Saturday, March 23, 2013

Why I loved the Catholic approach to Capital Punishment

I've been accused of not caring about Church teaching (despite the hell I've put my family through to become Catholic).  This is usually because I ask questions in the wrong environments.  One of the issues I've been bothered by is the Church's recent change regarding its position on Capital Punishment. As I said here, I'm far from pleased with the recent turn of events, and consider almost laughable the Church's reliance on the infallibility of our penal system to protect the innocent as the slam dunk reason to abolish the Death Penalty.

For me, who always opposed it on the principle that we could execute an innocent person, I admitted the opposite problem was also a possibility: an innocent person could be murdered by an individual who might otherwise have been executed.  And unlike the man on death row who will be given months to years to make his peace with God, that individual murdered in the blink of an eye will not have that chance, which all but nullifies using the importance of salvation in the equation (unless we only care about salvation for the criminal). 

So I warmed quickly to the Church's rather common sense, and darn well Christian, view that the Death Penalty should be avoided at all possible costs, unless there is clearly a threat or danger to the widow and the orphan, to the innocent and the good.  I actually changed my position and was glad to do it.
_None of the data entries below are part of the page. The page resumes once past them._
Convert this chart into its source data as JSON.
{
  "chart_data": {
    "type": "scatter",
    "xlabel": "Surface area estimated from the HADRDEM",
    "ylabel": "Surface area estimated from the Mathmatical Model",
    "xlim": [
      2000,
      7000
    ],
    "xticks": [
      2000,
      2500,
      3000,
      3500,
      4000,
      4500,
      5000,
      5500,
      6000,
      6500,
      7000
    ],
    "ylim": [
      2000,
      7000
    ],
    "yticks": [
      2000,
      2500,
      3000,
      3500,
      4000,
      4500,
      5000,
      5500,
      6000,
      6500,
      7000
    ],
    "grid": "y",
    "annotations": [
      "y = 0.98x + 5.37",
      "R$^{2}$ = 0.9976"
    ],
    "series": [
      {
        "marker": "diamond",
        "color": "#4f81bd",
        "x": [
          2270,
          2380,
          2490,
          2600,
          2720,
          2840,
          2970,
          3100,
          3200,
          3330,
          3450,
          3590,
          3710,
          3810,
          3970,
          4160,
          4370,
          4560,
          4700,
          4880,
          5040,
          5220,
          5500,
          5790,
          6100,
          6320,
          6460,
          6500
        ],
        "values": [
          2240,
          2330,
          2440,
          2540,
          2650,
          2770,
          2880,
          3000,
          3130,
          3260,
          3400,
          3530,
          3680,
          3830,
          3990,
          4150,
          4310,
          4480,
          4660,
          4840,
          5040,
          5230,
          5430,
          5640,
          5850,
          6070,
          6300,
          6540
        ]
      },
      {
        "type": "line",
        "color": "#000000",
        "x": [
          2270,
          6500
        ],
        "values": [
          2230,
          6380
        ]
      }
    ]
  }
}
Unfortunately there have been major changes and alterations in not a few positions in recent decades, and under Benedict's leadership, the Church has moved to call for an abolition of all capital punishment.  Period.  

Problem is, well here.  A story in which a man who would have been executed but wasn't because W. Virginia had abolished the death penalty, organized a mass breakout that resulted in the murder of an off duty police officer and another innocent person.  That's the dark flip side of my favorite reference point for opposing the death penalty.  I knew it was a problem, which is why I loved the Church's position:  mercy in all possible ways, but not at the sacrifice of the innocent.  If I want to die for the faith, great   But it isn't for me to let other innocent people die for my faith.  The Church had hit a home run as far as I was concerned.

Now, it not only sweeps aside the balance and invites the very problems I struggled with without so much as acknowledging them, and also inadvertently encourages that rascally old Ebeneezer approach to ethics, it bases its change on the most convoluted reasoning imaginable:  the efficacy of the American judicial and penal systems (apparently since 1981).  Wow.  It makes me remember that the Catholic Faith is Truth, but the Catholic Church has had its fair share of zigging when it should have zagged, and I don't believe that's something that the Church has outgrown, or ever will outgrow.  I'm sorry to say, this may be one of those instances that drives this unhappy point home.